Keep your four-legged family member happy at home after summer break

Now that summer is over, those with children in the home have a major change in schedule, and that can cause some anxiety and even depression for furry family members who are left alone at home.

Back to school can mean back to shelter or rehoming for hundreds of pets adopted over summertime.

Now that summer is over, those with children in the home have a major change in schedule, and that can cause some anxiety and even depression for furry family members who are left alone at home.

In this week’s KFOX Pet Pals, Kandolite Flores finds out why and speaks to a local pet expert who shares tips for pet owners to keep their dogs happy at home and avoid this decision.

Charlie Moreno, local dog trainer and behavior consultant who owns Tails to Go, tells KFOX14 that some pets are OK spending time alone and are used to a certain schedule because they've been trained, while many others are just expected to go with the flow.

Pet parents with children in school can have their hands full, and sometimes that means they neglect to consider the impact it may have on their pets. To avoid issues, destruction and frustration and to ensure that rehoming or returning to a shelter is a last option, Moreno suggests being proactive.

"In a lot of cases, the kids have been home all summer and spending a lot of time with the dogs, and all of a sudden they're gone. For many it's their first back-to-school experience and they're not used to it. So this is where you get the dogs that get confused because they're going to be doing normal dog stuff, digging, barking and chewing on stuff, and we don't want that, so it's important to teach them to be calm. They go from a state of high arousal; energy and then all of a sudden they're left alone in the house," he said.

It's up to pet parents to condition their dogs to get used to a schedule change and know there will be mistakes and learning lessons. First it's important to know departure cues, which are motions and sounds that dogs can detect letting them know when their human is going to leave. Some of these cues include grabbing your car keys or purse and opening the door to leave. All of which can set our pets off and trigger anxiety, but if we condition them to goodbyes, it can help prevent those emotions and let them know that everything will be OK.

"Try to repeat those on a regular basis, not just when you're going to walk out of the house, and reward them when you come home and they're calm. Make sure you reward them; that way they realize not everything is so bad when you're gone. It's important to repeat and treat when training and to have patience. Allow your dog to learn and succeed," said Moreno.

Kennel training is another option and always recommended, but it doesn't work for every dog.

"Some dogs do really well in crates and some don't do so well. Oftentimes people think that most dogs have separation anxiety and it's misdiagnosed. If they aren't doing well in the crate and that's what you started off with, it's not necessarily separation anxiety, it's isolation distress or what I call confinement phobia. It's when they just panic because they're in a small, enclosed area," said Moreno.

He added it's important to try different environments and see what works best for your pet.

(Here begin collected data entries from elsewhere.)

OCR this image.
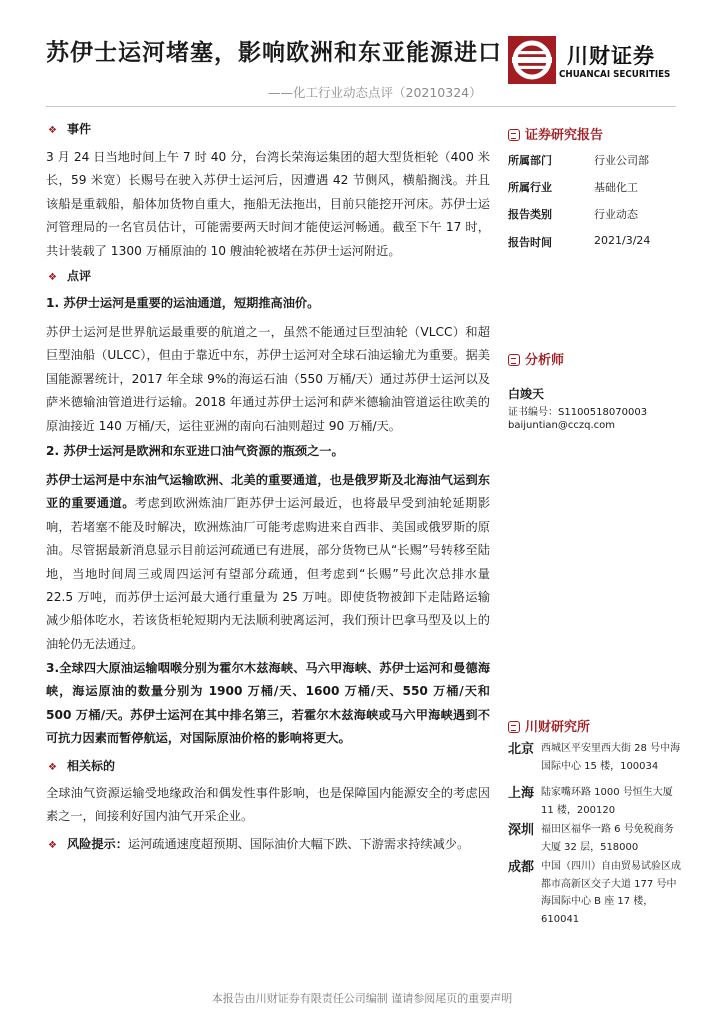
苏伊士运河堵塞，影响欧洲和东亚能源进口
——化工行业动态点评（20210324）
川财证券
CHUANCAI SECURITIES
❖ 事件
3 月 24 日当地时间上午 7 时 40 分，台湾长荣海运集团的超大型货柜轮（400 米长，59 米宽）长赐号在驶入苏伊士运河后，因遭遇 42 节侧风，横船搁浅。并且该船是重载船，船体加货物自重大，拖船无法拖出，目前只能挖开河床。苏伊士运河管理局的一名官员估计，可能需要两天时间才能使运河畅通。截至下午 17 时，共计装载了 1300 万桶原油的 10 艘油轮被堵在苏伊士运河附近。
❖ 点评
1. 苏伊士运河是重要的运油通道，短期推高油价。
苏伊士运河是世界航运最重要的航道之一，虽然不能通过巨型油轮（VLCC）和超巨型油船（ULCC），但由于靠近中东，苏伊士运河对全球石油运输尤为重要。据美国能源署统计，2017 年全球 9%的海运石油（550 万桶/天）通过苏伊士运河以及萨米德输油管道进行运输。2018 年通过苏伊士运河和萨米德输油管道运往欧美的原油接近 140 万桶/天，运往亚洲的南向石油则超过 90 万桶/天。
2. 苏伊士运河是欧洲和东亚进口油气资源的瓶颈之一。
苏伊士运河是中东油气运输欧洲、北美的重要通道，也是俄罗斯及北海油气运到东亚的重要通道。考虑到欧洲炼油厂距苏伊士运河最近，也将最早受到油轮延期影响，若堵塞不能及时解决，欧洲炼油厂可能考虑购进来自西非、美国或俄罗斯的原油。尽管据最新消息显示目前运河疏通已有进展，部分货物已从“长赐”号转移至陆地，当地时间周三或周四运河有望部分疏通，但考虑到“长赐”号此次总排水量 22.5 万吨，而苏伊士运河最大通行重量为 25 万吨。即使货物被卸下走陆路运输减少船体吃水，若该货柜轮短期内无法顺利驶离运河，我们预计巴拿马型及以上的油轮仍无法通过。
3.全球四大原油运输咽喉分别为霍尔木兹海峡、马六甲海峡、苏伊士运河和曼德海峡，海运原油的数量分别为 1900 万桶/天、1600 万桶/天、550 万桶/天和 500 万桶/天。苏伊士运河在其中排名第三，若霍尔木兹海峡或马六甲海峡遇到不可抗力因素而暂停航运，对国际原油价格的影响将更大。
❖ 相关标的
全球油气资源运输受地缘政治和偶发性事件影响，也是保障国内能源安全的考虑因素之一，间接利好国内油气开采企业。
❖ 风险提示：运河疏通速度超预期、国际油价大幅下跌、下游需求持续减少。
证券研究报告
所属部门	行业公司部
所属行业	基础化工
报告类别	行业动态
报告时间	2021/3/24
分析师
白竣天
证书编号：S1100518070003
baijuntian@cczq.com
川财研究所
北京 西城区平安里西大街 28 号中海国际中心 15 楼，100034
上海 陆家嘴环路 1000 号恒生大厦 11 楼，200120
深圳 福田区福华一路 6 号免税商务大厦 32 层，518000
成都 中国（四川）自由贸易试验区成都市高新区交子大道 177 号中海国际中心 B 座 17 楼，610041
本报告由川财证券有限责任公司编制 谨请参阅尾页的重要声明
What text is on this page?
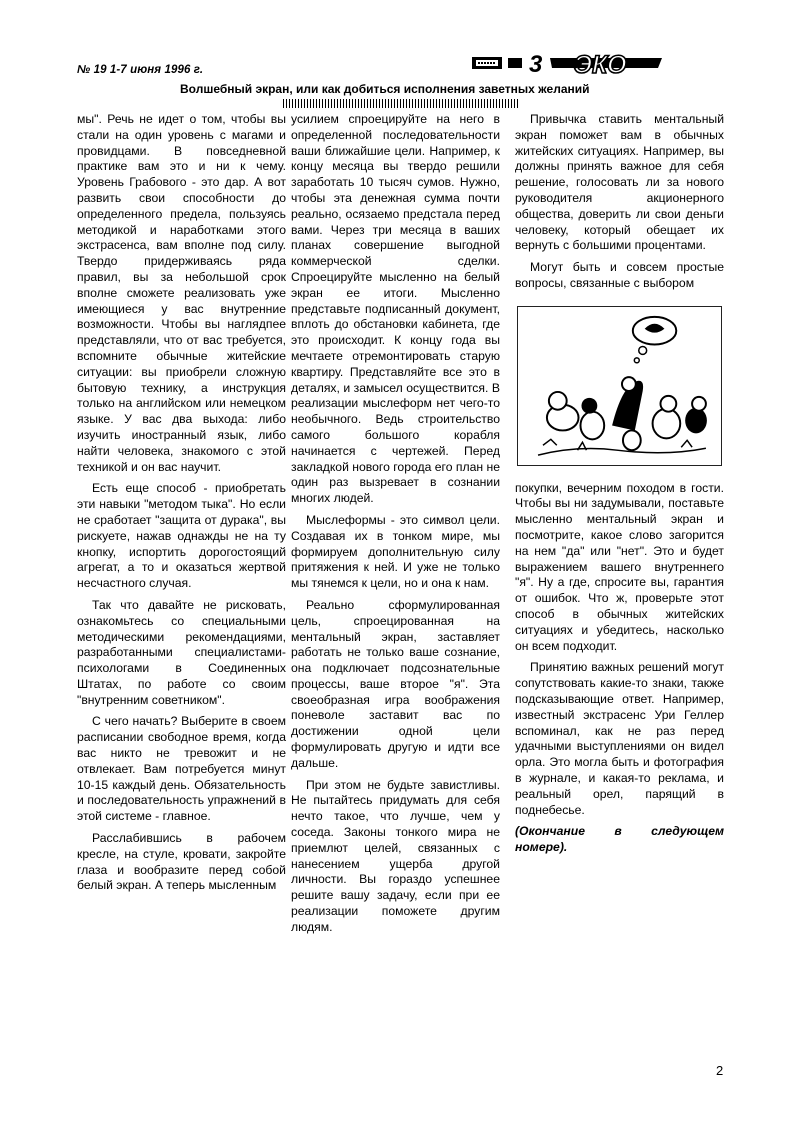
№ 19 1-7 июня 1996 г.	3 ЭКО
Волшебный экран, или как добиться исполнения заветных желаний

мы". Речь не идет о том, чтобы вы стали на один уровень с магами и провидцами. В повседневной практике вам это и ни к чему. Уровень Грабового - это дар. А вот развить свои способности до определенного предела, пользуясь методикой и наработками этого экстрасенса, вам вполне под силу. Твердо придерживаясь ряда правил, вы за небольшой срок вполне сможете реализовать уже имеющиеся у вас внутренние возможности. Чтобы вы наглядпее представляли, что от вас требуется, вспомните обычные житейские ситуации: вы приобрели сложную бытовую технику, а инструкция только на английском или немецком языке. У вас два выхода: либо изучить иностранный язык, либо найти человека, знакомого с этой техникой и он вас научит.

Есть еще способ - приобретать эти навыки "методом тыка". Но если не сработает "защита от дурака", вы рискуете, нажав однажды не на ту кнопку, испортить дорогостоящий агрегат, а то и оказаться жертвой несчастного случая.

Так что давайте не рисковать, ознакомьтесь со специальными методическими рекомендациями, разработанными специалистами-психологами в Соединенных Штатах, по работе со своим "внутренним советником".

С чего начать? Выберите в своем расписании свободное время, когда вас никто не тревожит и не отвлекает. Вам потребуется минут 10-15 каждый день. Обязательность и последовательность упражнений в этой системе - главное.

Расслабившись в рабочем кресле, на стуле, кровати, закройте глаза и вообразите перед собой белый экран. А теперь мысленным

усилием спроецируйте на него в определенной последовательности ваши ближайшие цели. Например, к концу месяца вы твердо решили заработать 10 тысяч сумов. Нужно, чтобы эта денежная сумма почти реально, осязаемо предстала перед вами. Через три месяца в ваших планах совершение выгодной коммерческой сделки. Спроецируйте мысленно на белый экран ее итоги. Мысленно представьте подписанный документ, вплоть до обстановки кабинета, где это происходит. К концу года вы мечтаете отремонтировать старую квартиру. Представляйте все это в деталях, и замысел осуществится. В реализации мыслеформ нет чего-то необычного. Ведь строительство самого большого корабля начинается с чертежей. Перед закладкой нового города его план не один раз вызревает в сознании многих людей.

Мыслеформы - это символ цели. Создавая их в тонком мире, мы формируем дополнительную силу притяжения к ней. И уже не только мы тянемся к цели, но и она к нам.

Реально сформулированная цель, спроецированная на ментальный экран, заставляет работать не только ваше сознание, она подключает подсознательные процессы, ваше второе "я". Эта своеобразная игра воображения поневоле заставит вас по достижении одной цели формулировать другую и идти все дальше.

При этом не будьте завистливы. Не пытайтесь придумать для себя нечто такое, что лучше, чем у соседа. Законы тонкого мира не приемлют целей, связанных с нанесением ущерба другой личности. Вы гораздо успешнее решите вашу задачу, если при ее реализации поможете другим людям.

Привычка ставить ментальный экран поможет вам в обычных житейских ситуациях. Например, вы должны принять важное для себя решение, голосовать ли за нового руководителя акционерного общества, доверить ли свои деньги человеку, который обещает их вернуть с большими процентами.

Могут быть и совсем простые вопросы, связанные с выбором

покупки, вечерним походом в гости. Чтобы вы ни задумывали, поставьте мысленно ментальный экран и посмотрите, какое слово загорится на нем "да" или "нет". Это и будет выражением вашего внутреннего "я". Ну а где, спросите вы, гарантия от ошибок. Что ж, проверьте этот способ в обычных житейских ситуациях и убедитесь, насколько он всем подходит.

Принятию важных решений могут сопутствовать какие-то знаки, также подсказывающие ответ. Например, известный экстрасенс Ури Геллер вспоминал, как не раз перед удачными выступлениями он видел орла. Это могла быть и фотография в журнале, и какая-то реклама, и реальный орел, парящий в поднебесье.

(Окончание в следующем номере).

2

If a crate doesn't work, an open area with a baby gate is another option, or if they're loose in the home, make sure you dog-proof and pick up any items you don't want to get chewed up. You can also leave white noise or calming music to drown out any outside noise that can stress your dog out and lead to excessive barking.

If you leave your pup in the backyard, make sure they're secure and have plenty of shade, water, dog toys and food puzzles.

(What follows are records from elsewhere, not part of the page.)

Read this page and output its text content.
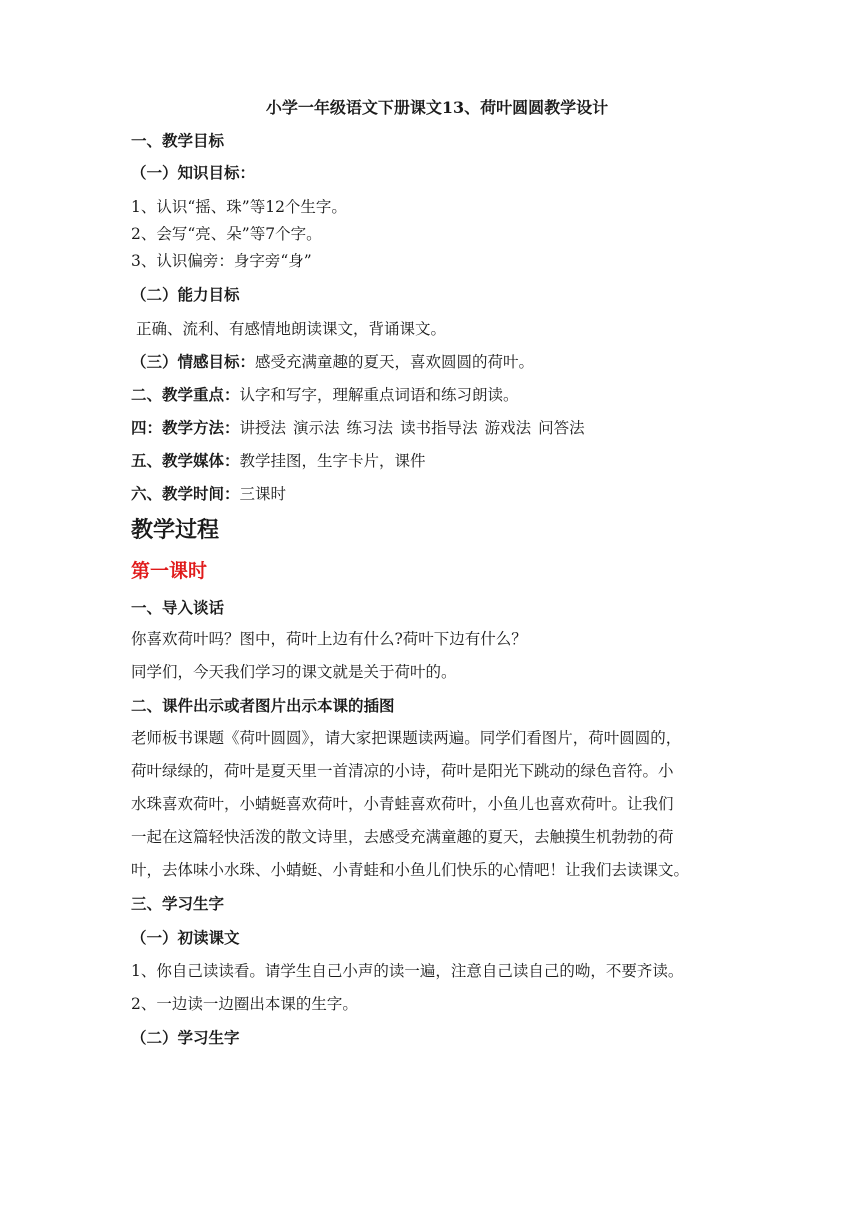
小学一年级语文下册课文13、荷叶圆圆教学设计
一、教学目标
（一）知识目标：
1、认识“摇、珠”等12个生字。
2、会写“亮、朵”等7个字。
3、认识偏旁：身字旁“身”
（二）能力目标
正确、流利、有感情地朗读课文，背诵课文。
（三）情感目标：感受充满童趣的夏天，喜欢圆圆的荷叶。
二、教学重点：认字和写字，理解重点词语和练习朗读。
四：教学方法：讲授法 演示法 练习法 读书指导法 游戏法 问答法
五、教学媒体：教学挂图，生字卡片，课件
六、教学时间：三课时
教学过程
第一课时
一、导入谈话
你喜欢荷叶吗？图中，荷叶上边有什么?荷叶下边有什么？
同学们，今天我们学习的课文就是关于荷叶的。
二、课件出示或者图片出示本课的插图
老师板书课题《荷叶圆圆》，请大家把课题读两遍。同学们看图片，荷叶圆圆的，
荷叶绿绿的，荷叶是夏天里一首清凉的小诗，荷叶是阳光下跳动的绿色音符。小
水珠喜欢荷叶，小蜻蜓喜欢荷叶，小青蛙喜欢荷叶，小鱼儿也喜欢荷叶。让我们
一起在这篇轻快活泼的散文诗里，去感受充满童趣的夏天，去触摸生机勃勃的荷
叶，去体味小水珠、小蜻蜓、小青蛙和小鱼儿们快乐的心情吧！让我们去读课文。
三、学习生字
（一）初读课文
1、你自己读读看。请学生自己小声的读一遍，注意自己读自己的呦，不要齐读。
2、一边读一边圈出本课的生字。
（二）学习生字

Food puzzles can be used indoors and outdoors to help stimulate dogs mentally while treating and rewarding them, too. If you have multiple animals who aren't good at sharing food you should either separate them if you leave these out or only give it to them supervised. You can buy one online or at a pet store or even make one of your own. If your pup is still freaking out, there are more options you can try.

"There are pheromone collars and that helps them calm down because it helps produce serotonin, which is a calming hormone. Other dogs will do well with a thunder coat. It's de-pressure therapy," said Moreno.

For example, the ThunderShirt is a compression-fit jacket thought to comfort pets with pressure the same way swaddling does for an infant.

All of these options should be considered and tried out with patience. Pet owners need to be understanding of their dog’s personality and not have unrealistic expectations.

Returning or rehoming should always be a last resort, but many pet owners do it every year out of frustration. It's important to remember not only the commitment you made when you adopted or brought a new pet home but to keep in mind that dogs will be dogs, and any dog can learn new tricks and should be a part of the family schedule, since they're a member, too.